INTERVENTO DEL SENATORE GIANFRANCO PAGLIARULO

SULLA RELAZIONE DEL MINISTRO DELL’INTERNO DOPO GLI ATTENTATI A FIAT E ALLA CISL – 30 LUGLIO 2002

Signor Presidente,

noi condanniamo in modo radicale gli attentati e i loro autori. E’ da lunghissimo tempo oramai che le più strane sigle rivendicano azioni terroristiche ed anche omicide. Sappiamo, come sanno i sindacati, che il terrorismo è nemico giurato dei lavoratori e del movimento sindacale. Auspichiamo un’immediata risposta unitaria e di massa, nello stesso modo col quale l’abbiamo sostenuta in ogni altra precedente, drammatica circostanza. Ci chiediamo come mai si brancoli ancora nel buio sia per i delitti più efferati – D’Antona e Biagi – sia per episodi relativi ad attentati. Ci chiediamo – vorrei essere chiaro – cosa fanno i servizi e le istituzioni preposte alla sicurezza dei cittadini e con quale efficacia.
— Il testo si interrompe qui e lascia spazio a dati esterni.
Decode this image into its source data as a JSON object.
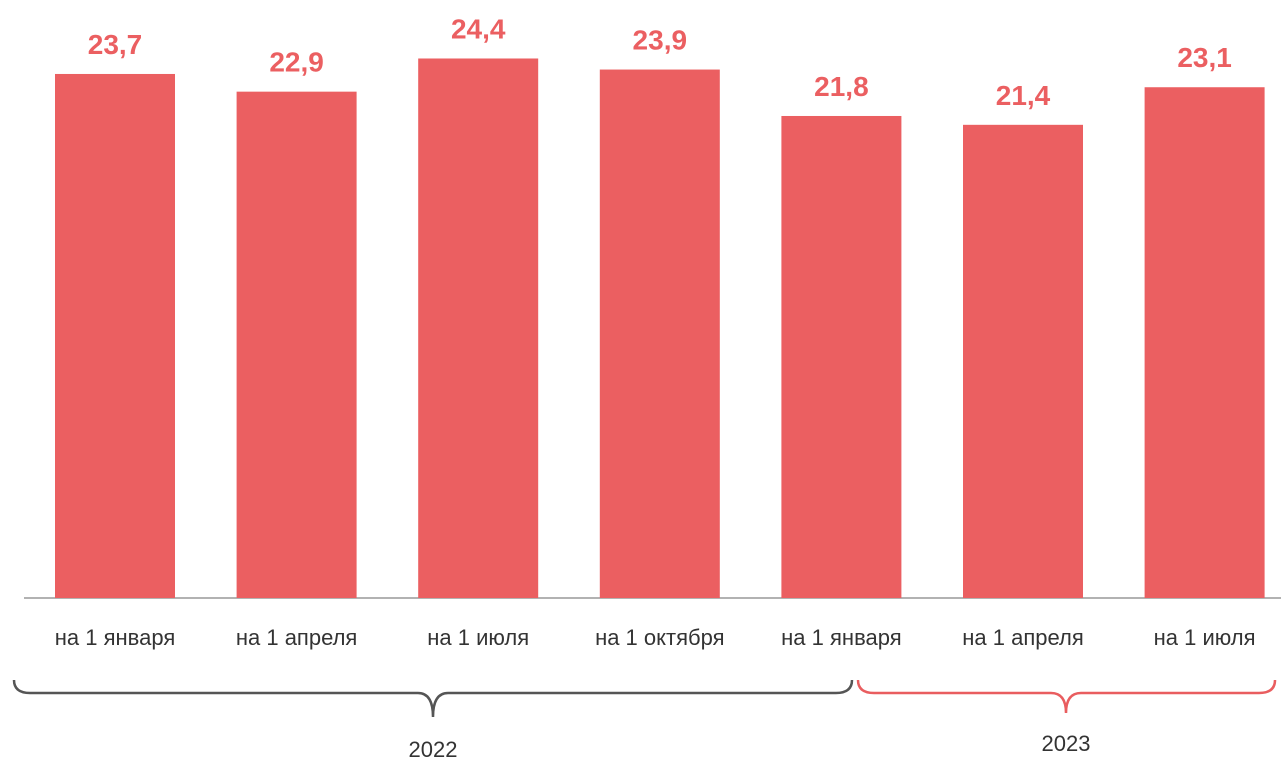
{
  "chart_data": {
    "type": "bar",
    "categories": [
      "на 1 января",
      "на 1 апреля",
      "на 1 июля",
      "на 1 октября",
      "на 1 января",
      "на 1 апреля",
      "на 1 июля"
    ],
    "values": [
      23.7,
      22.9,
      24.4,
      23.9,
      21.8,
      21.4,
      23.1
    ],
    "value_labels": [
      "23,7",
      "22,9",
      "24,4",
      "23,9",
      "21,8",
      "21,4",
      "23,1"
    ],
    "color": "#eb5f61",
    "ylim": [
      0,
      27
    ],
    "groups": [
      {
        "label": "2022"
      },
      {
        "label": "2023"
      }
    ]
  }
}
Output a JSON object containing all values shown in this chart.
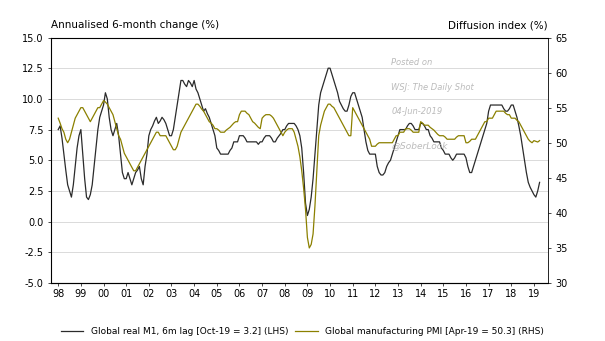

Nel caso dei recenti attentati c’è nel linguaggio della rivendicazione qualcosa di ancora più strano ed ambiguo. La provocazione contro Cisl e Fiat colpisce icone prevedibili. Chiunque siano questi nostri nemici, non fermeranno il conflitto sociale per i diritti e la dignità. Non vorremmo soltanto delle risposte. Vorremmo dei fatti certi e dimostrabili nella democrazia, a difesa della democrazia.